I was touring blogs over my lunch hour here at the office, and came across this interesting selection on The Passive Voice, titled Rockets, Robots, and Reckless Imagination. It’s an article about science fiction in Pakistan and how popularizing it as a genre might benefit the country down the road, and why the author believes this to be true. I liked the article, but as is often the case, the comments to the article are very thought provoking.
So I started thinking about what Science Fiction was, to me. Sometimes I think it’s one of those “I know it when I see it” types of things. I read a novel or a short story and I know if its SF or something else.
I believe there are two different things in play. First, there are the trappings of SF. Think Star Wars. Think Buck Rogers. Think Star Trek, even. Put futuristic weapons in a story, set it on a different planet, at some point in the future, and some people will box it up and call it “Science Fiction.” Is it? Hardly, in my view.
Star Wars has a lot of SF trappings in it. There are space ships, robots, laser weapons, interplanetary travel, and aliens in that universe. Another example is a Stephen King short story called “The Jaunt.” Have you read it? It deals with a way to travel between two distant points instantaneously. It’s sort of like warp drive or teleporting in the Star Trek universe. Is it science fiction? I say it’s not. The only point of the wormhole, or whatever it is that allows them to travel between the two points, is to create a real horror story. It uses a science fiction device to tell a frightening tale.
Instead, I believe that it is the second thing that makes something a science fiction story, and that thing is “idea.” Good science fiction explores ideas, extrapolates them into the future and tells a story within the framework of that idea. Can dystopian fiction be science fiction? I believe it can be. Can post-apocalyptic fiction be SF? Again, my answer would be “yes.” But SF can be many things. Sometimes it’s a mystery or a thriller, set in the future and using ideas about the future at its core. (I’m thinking of some of Asimov’s robot stories, and also of the fiction of Steven M. Moore.) Sometimes it is more straightforward, focusing on the effects, near-term or far-flung, of some important scientific discovery that is within the realm of possibility, however improbable.

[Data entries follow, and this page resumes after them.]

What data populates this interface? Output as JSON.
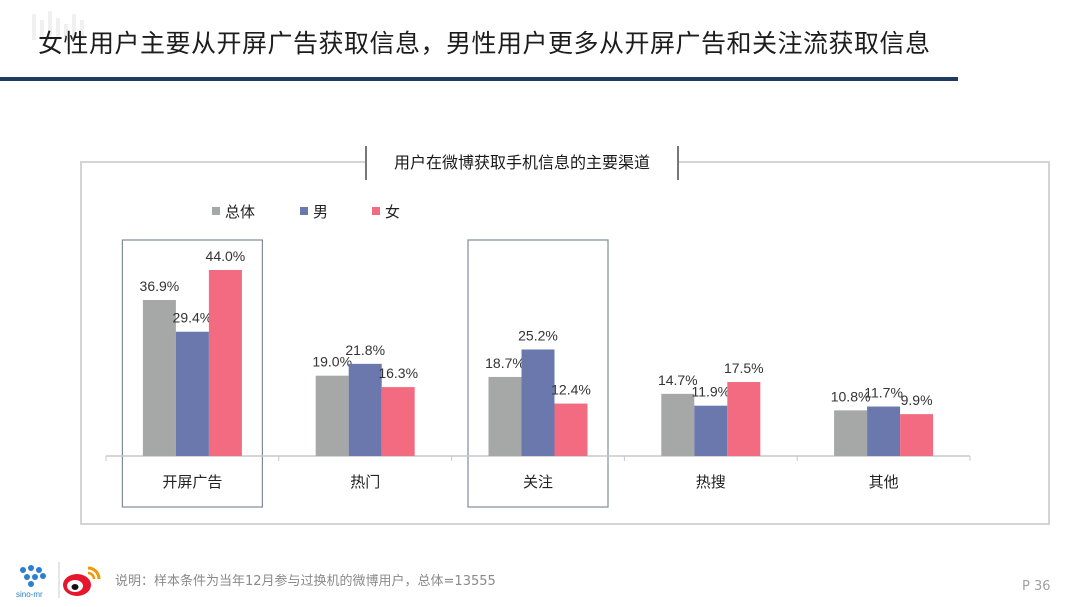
{
  "slide": {
    "title": "女性用户主要从开屏广告获取信息，男性用户更多从开屏广告和关注流获取信息",
    "footnote": "说明：样本条件为当年12月参与过换机的微博用户，总体=13555",
    "page_number": "P 36",
    "brand_text": "sino-mr"
  },
  "chart_data": {
    "type": "bar",
    "title": "用户在微博获取手机信息的主要渠道",
    "xlabel": "",
    "ylabel": "",
    "ylim": [
      0,
      50
    ],
    "grid": false,
    "legend_position": "top-left",
    "categories": [
      "开屏广告",
      "热门",
      "关注",
      "热搜",
      "其他"
    ],
    "highlighted_categories": [
      "开屏广告",
      "关注"
    ],
    "series": [
      {
        "name": "总体",
        "color": "#a5a8a7",
        "values": [
          36.9,
          19.0,
          18.7,
          14.7,
          10.8
        ],
        "labels": [
          "36.9%",
          "19.0%",
          "18.7%",
          "14.7%",
          "10.8%"
        ]
      },
      {
        "name": "男",
        "color": "#6a78ad",
        "values": [
          29.4,
          21.8,
          25.2,
          11.9,
          11.7
        ],
        "labels": [
          "29.4%",
          "21.8%",
          "25.2%",
          "11.9%",
          "11.7%"
        ]
      },
      {
        "name": "女",
        "color": "#f26b80",
        "values": [
          44.0,
          16.3,
          12.4,
          17.5,
          9.9
        ],
        "labels": [
          "44.0%",
          "16.3%",
          "12.4%",
          "17.5%",
          "9.9%"
        ]
      }
    ]
  }
}
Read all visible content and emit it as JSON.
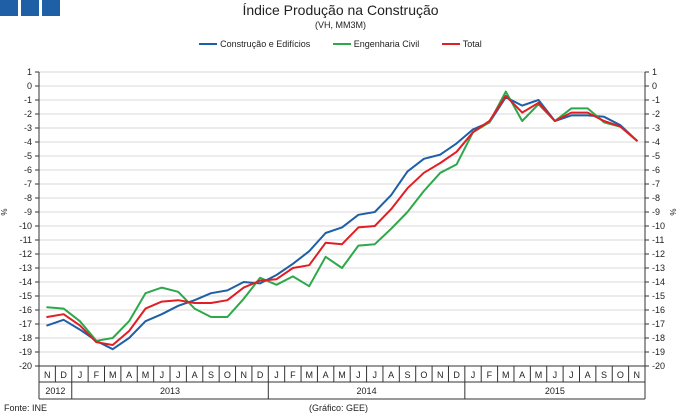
{
  "header": {
    "title": "Índice Produção na Construção",
    "subtitle": "(VH, MM3M)"
  },
  "footer": {
    "source": "Fonte: INE",
    "credit": "(Gráfico: GEE)"
  },
  "chart_data": {
    "type": "line",
    "title": "Índice Produção na Construção",
    "subtitle": "(VH, MM3M)",
    "ylabel": "%",
    "ylim": [
      -20,
      1
    ],
    "yticks": [
      1,
      0,
      -1,
      -2,
      -3,
      -4,
      -5,
      -6,
      -7,
      -8,
      -9,
      -10,
      -11,
      -12,
      -13,
      -14,
      -15,
      -16,
      -17,
      -18,
      -19,
      -20
    ],
    "categories": [
      "N",
      "D",
      "J",
      "F",
      "M",
      "A",
      "M",
      "J",
      "J",
      "A",
      "S",
      "O",
      "N",
      "D",
      "J",
      "F",
      "M",
      "A",
      "M",
      "J",
      "J",
      "A",
      "S",
      "O",
      "N",
      "D",
      "J",
      "F",
      "M",
      "A",
      "M",
      "J",
      "J",
      "A",
      "S",
      "O",
      "N"
    ],
    "years": [
      {
        "label": "2012",
        "start": 0,
        "end": 1
      },
      {
        "label": "2013",
        "start": 2,
        "end": 13
      },
      {
        "label": "2014",
        "start": 14,
        "end": 25
      },
      {
        "label": "2015",
        "start": 26,
        "end": 36
      }
    ],
    "legend_position": "top-center",
    "series": [
      {
        "name": "Construção e Edifícios",
        "color": "#1f5fa6",
        "values": [
          -17.1,
          -16.7,
          -17.4,
          -18.2,
          -18.8,
          -18.0,
          -16.8,
          -16.3,
          -15.7,
          -15.3,
          -14.8,
          -14.6,
          -14.0,
          -14.1,
          -13.5,
          -12.7,
          -11.8,
          -10.5,
          -10.1,
          -9.2,
          -9.0,
          -7.8,
          -6.1,
          -5.2,
          -4.9,
          -4.1,
          -3.1,
          -2.6,
          -0.8,
          -1.4,
          -1.0,
          -2.5,
          -2.1,
          -2.1,
          -2.2,
          -2.8,
          -3.9
        ]
      },
      {
        "name": "Engenharia Civil",
        "color": "#2da84a",
        "values": [
          -15.8,
          -15.9,
          -16.8,
          -18.2,
          -18.0,
          -16.8,
          -14.8,
          -14.4,
          -14.7,
          -15.9,
          -16.5,
          -16.5,
          -15.2,
          -13.7,
          -14.2,
          -13.6,
          -14.3,
          -12.2,
          -13.0,
          -11.4,
          -11.3,
          -10.2,
          -9.0,
          -7.5,
          -6.2,
          -5.6,
          -3.3,
          -2.6,
          -0.4,
          -2.5,
          -1.3,
          -2.5,
          -1.6,
          -1.6,
          -2.6,
          -2.9,
          -3.9
        ]
      },
      {
        "name": "Total",
        "color": "#e01e24",
        "values": [
          -16.5,
          -16.3,
          -17.1,
          -18.3,
          -18.5,
          -17.5,
          -15.9,
          -15.4,
          -15.3,
          -15.5,
          -15.5,
          -15.3,
          -14.4,
          -13.9,
          -13.8,
          -13.0,
          -12.8,
          -11.2,
          -11.3,
          -10.1,
          -10.0,
          -8.8,
          -7.3,
          -6.2,
          -5.5,
          -4.7,
          -3.3,
          -2.5,
          -0.7,
          -1.9,
          -1.2,
          -2.5,
          -1.9,
          -1.9,
          -2.5,
          -2.9,
          -3.9
        ]
      }
    ]
  }
}
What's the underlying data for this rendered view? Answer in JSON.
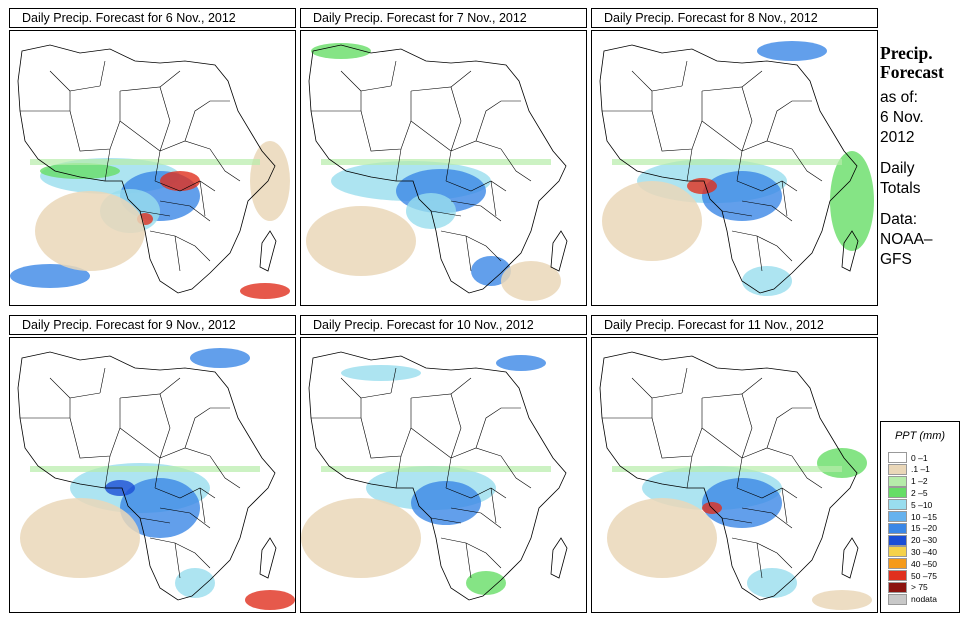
{
  "panels": [
    {
      "title": "Daily Precip. Forecast for  6 Nov., 2012",
      "date": "6 Nov., 2012"
    },
    {
      "title": "Daily Precip. Forecast for  7 Nov., 2012",
      "date": "7 Nov., 2012"
    },
    {
      "title": "Daily Precip. Forecast for  8 Nov., 2012",
      "date": "8 Nov., 2012"
    },
    {
      "title": "Daily Precip. Forecast for  9 Nov., 2012",
      "date": "9 Nov., 2012"
    },
    {
      "title": "Daily Precip. Forecast for  10 Nov., 2012",
      "date": "10 Nov., 2012"
    },
    {
      "title": "Daily Precip. Forecast for  11 Nov., 2012",
      "date": "11 Nov., 2012"
    }
  ],
  "side": {
    "title_line1": "Precip.",
    "title_line2": "Forecast",
    "asof_line1": "as of:",
    "asof_line2": "6 Nov.",
    "asof_line3": "2012",
    "daily_line1": "Daily",
    "daily_line2": "Totals",
    "data_line1": "Data:",
    "data_line2": "NOAA–",
    "data_line3": "GFS"
  },
  "legend": {
    "title": "PPT (mm)",
    "items": [
      {
        "label": "0 –1",
        "color": "#ffffff"
      },
      {
        "label": ".1 –1",
        "color": "#ead7b8"
      },
      {
        "label": "1 –2",
        "color": "#b6ecaa"
      },
      {
        "label": "2 –5",
        "color": "#66dd66"
      },
      {
        "label": "5 –10",
        "color": "#99ddee"
      },
      {
        "label": "10 –15",
        "color": "#66b2ee"
      },
      {
        "label": "15 –20",
        "color": "#3b87e6"
      },
      {
        "label": "20 –30",
        "color": "#1a4ed6"
      },
      {
        "label": "30 –40",
        "color": "#f5d24a"
      },
      {
        "label": "40 –50",
        "color": "#f59a1a"
      },
      {
        "label": "50 –75",
        "color": "#e0301e"
      },
      {
        "label": "> 75",
        "color": "#8c1410"
      },
      {
        "label": "nodata",
        "color": "#c8c8c8"
      }
    ]
  },
  "colors": {
    "land_outline": "#000000",
    "dry": "#ead7b8",
    "light": "#b6ecaa",
    "green": "#66dd66",
    "cyan": "#99ddee",
    "blue": "#3b87e6",
    "dark_blue": "#1a4ed6",
    "red": "#e0301e"
  }
}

You can’t just throw out a handful of SF trappings and make something “science fiction.” Those trappings have to be integral to the story. As has been said in many places and many times, Star Wars could have been set in the old West (and in fact, may have been set in imperial Japan?) and the story would be the same. You could replace the lasers with revolvers or swords, you could replace the robots with people, and you could replace the spaceships with horses or trains or whatever, and you’d have essentially the same story.
Take a science fiction story and replace the “trappings” of SF in it, and you won’t have the same story. You likely won’t even have a story.
To me, SF takes an idea, maybe from today, and extrapolates it in some way, shape or form. It may or may not have robots, lasers, and space ships, but it will have an idea that has become integral to the story.
The comments at TPV talk about religion versus science, and one poster (Antares) points out that for most of us, science has an element of faith in it. We put faith in a scientist or a teacher or a research paper and accept its pronouncements as truth, much the same way that we accept the pronouncements of a church or a religion as true. He mentions that few of us have actually done the work to “see” that DNA is a double helix, but we accept that it is based on the assertions of scientists and observers. I found this interesting. Something about it seems short-sighted, but I can’t figure out exactly what it is. Anyone have any thoughts?